[SciPy-dev] Online SciPy Journal

Tue Oct 3 02:59:33 EDT 2006

On 9/29/06, Travis Oliphant <oliphant at ee.byu.edu> wrote:
> As most of you know, I'm at an academic institution and have a strong
> belief that open source should mesh better with the academic world then
> it currently does.  One of the problems, is that it is not easy to just
> point to open source software as a "publication" which is one of the
> areas that most tenure-granting boards look at when deciding on a
> candidate.
>
> To help with that a little-bit,  I'd really like to get a peer-reviewed
> on-line journal for code contributed to SciPy started.  Not to implicate
> him if he no longer thinks it's a good idea, but I first started
> thinking seriously about this at SciPy 2006 when Fernando Perez
> mentioned he had seen this model with a math-related software package
> and thought we could try something similar.

[...]

I think this is an important and wortwhile idea, and I'm willing to help.
However, I think it's worth clarifying the intent of this effort to make sure
it really does something useful.

The GAP process (I can confirm that what Robert mentioned is what I had in
mind when I spoke with Travis, we can request further details from Steve
Linton at some point if we deem it necessary) addresses specifically the
issue of code contributions to GAP as peer-reviewed packages, without going
'all the way' into the creation of a Journal, which is an expensive
proposition (at the very least from a time and effort perspective).

There are basically, I think, two issues at play here:

1. How to ensure that time spent on developing open source packages which
are truly useful is acknowledged by 'traditional' academia, for things like
hiring and tenure reviews, promotions, grant applications (this means that
any changes we target need to make their way into the funding agencies), etc.

2. The question about having a Journal, covering modern scientific computing
development, practices and algorithms, and with a more or less narrow Python
focus.

I am convinced that #1 is critically important: I believe strongly that the
open source model produces /better/ tools, more flexibly, and in a vastly more
pleasant fashion, than mailing a big check every year to your favorite vendor.
But if many of us want a professional research future that involves these
ideas, we're going to need them to be acknowledged by the proverbial bean
counters.  Else, committing significant amounts of time to open source
developments will look an awful lot like professional suicide.

However, I am not yet convinced that #2 is the way to achieve #1.  It may
be a worthy goal in and of itself, and that's certainly a valid question to
be discussed.  But I think it's really worth sorting out whether #2 is the
only, or even a good way, to accomplish #1.  The editing and publication of
a journal requires a vast amount of work, and for a journal to be really
worth anything towards goal #1, it /must/ achieve a certain level of
respectability that takes a lot of work and time.
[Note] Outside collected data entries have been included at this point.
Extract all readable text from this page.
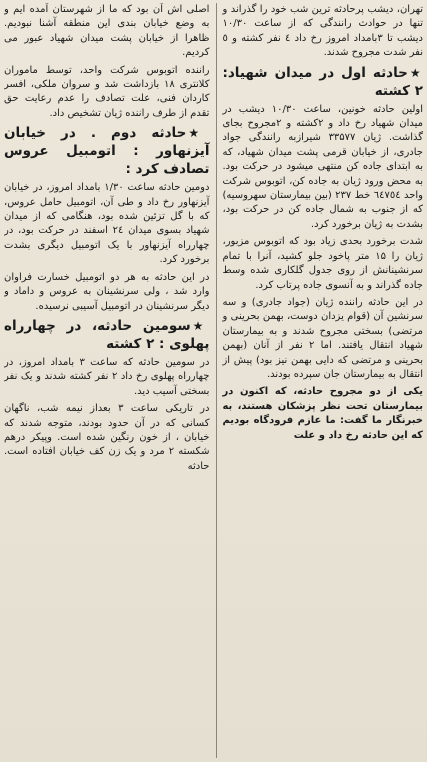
تهران، دیشب پرحادثه ترین شب خود را گذراند و تنها در حوادث رانندگی که از ساعت ۱۰/۳۰ دیشب تا ۳بامداد امروز رخ داد ٤ نفر کشته و ٥ نفر شدت مجروح شدند.

★حادثه اول در میدان شهیاد: ۲ کشته

اولین حادثه خونین، ساعت ۱۰/۳۰ دیشب در میدان شهیاد رخ داد و ۲کشته و ۲مجروح بجای گذاشت. ژیان ۳۳۵۷۷ شیرازبه رانندگی جواد جادری، از خیابان قرمی پشت میدان شهیاد، که به ابتدای جاده کن منتهی میشود در حرکت بود. به محض ورود ژیان به جاده کن، اتوبوس شرکت واحد ٦٤٧٥٤ خط ۲۳۷ (بین بیمارستان سهروسیه) که از جنوب به شمال جاده کن در حرکت بود، بشدت به ژیان برخورد کرد.

شدت برخورد بحدی زیاد بود که اتوبوس مزبور، ژیان را ۱۵ متر پاخود جلو کشید، آنرا با تمام سرنشینانش از روی جدول گلکاری شده وسط جاده گذراند و به آنسوی جاده پرتاب کرد.

در این حادثه راننده ژیان (جواد جادری) و سه سرنشین آن (قوام یزدان دوست، بهمن بحرینی و مرتضی) بسختی مجروح شدند و به بیمارستان شهیاد انتقال یافتند. اما ۲ نفر از آنان (بهمن بحرینی و مرتضی که دایی بهمن نیز بود) پیش از انتقال به بیمارستان جان سپرده بودند.

یکی از دو مجروح حادثه، که اکنون در بیمارستان تحت نظر پزشکان هستند، به خبرنگار ما گفت: ما عازم فرودگاه بودیم که این حادثه رخ داد و علت

اصلی اش آن بود که ما از شهرستان آمده ایم و به وضع خیابان بندی این منطقه آشنا نبودیم. ظاهرا از خیابان پشت میدان شهیاد عبور می کردیم.

راننده اتوبوس شرکت واحد، توسط ماموران کلانتری ۱۸ بازداشت شد و سروان ملکی، افسر کاردان فنی، علت تصادف را عدم رعایت حق تقدم از طرف راننده ژیان تشخیص داد.

★حادثه دوم . در خیابان آیزنهاور : اتومبیل عروس تصادف کرد :

دومین حادثه ساعت ۱/۳۰ بامداد امروز، در خیابان آیزنهاور رخ داد و طی آن، اتومبیل حامل عروس، که با گل تزئین شده بود، هنگامی که از میدان شهیاد بسوی میدان ۲٤ اسفند در حرکت بود، در چهارراه آیزنهاور با یک اتومبیل دیگری بشدت برخورد کرد.

در این حادثه به هر دو اتومبیل خسارت فراوان وارد شد ، ولی سرنشینان به عروس و داماد و دیگر سرنشینان در اتومبیل آسیبی نرسیده.

★سومین حادثه، در چهارراه پهلوی : ۲ کشته

در سومین حادثه که ساعت ۳ بامداد امروز، در چهارراه پهلوی رخ داد ۲ نفر کشته شدند و یک نفر بسختی آسیب دید.

در تاریکی ساعت ۳ بعداز نیمه شب، ناگهان کسانی که در آن حدود بودند، متوجه شدند که خیابان ، از خون رنگین شده است. وپیکر درهم شکسته ۲ مرد و یک زن کف خیابان افتاده است. حادثه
The GAP developers seem to have found that a clearly defined process of review
is enough to satisfy #1 without having to create a journal.  It may be worth
at least considering this option before going full bore with a journal idea.

If, however, a Journal is deemed necessary, then we need to make sure that the
ideas behind it give it a solid chance of long-term success as a genuine
contribution to the scientific computing literature.  We all know there's
already way too many obscure journals nobody reads, we shouldn't be
contributing to that.

I'm listing below a few references to various topics and ideas I've noted over
time on this topic, hoping they may be of value for guiding this discussion:

- One of the central points of the open source model is that it provides for
true reproducibility of computational results, since users can rebuild
everything down to the operating system itself if need be.  The big mantra of
reproducible research has for a long time been championed by Stanford's Jon
Claerbout, and there is a very famous paper by Donoho and Buckheit which
summarizes this in the context of Wavelab, a Matlab-based wavelet toolkit.
These are the basic references:

http://sepwww.stanford.edu/research/redoc/
http://www-stat.stanford.edu/~donoho/Reports/1995/wavelab.pdf

I think it would be great if a new journal would emphasize these ideas as a
founding principle, by making full reproducibility (which obviously requires
access to source code and data) a condition for publication.  I am convinced
that this alone would drastically improve the S/N ratio of the journal, by
eliminating all the plotting-by-photoshop papers from the get go.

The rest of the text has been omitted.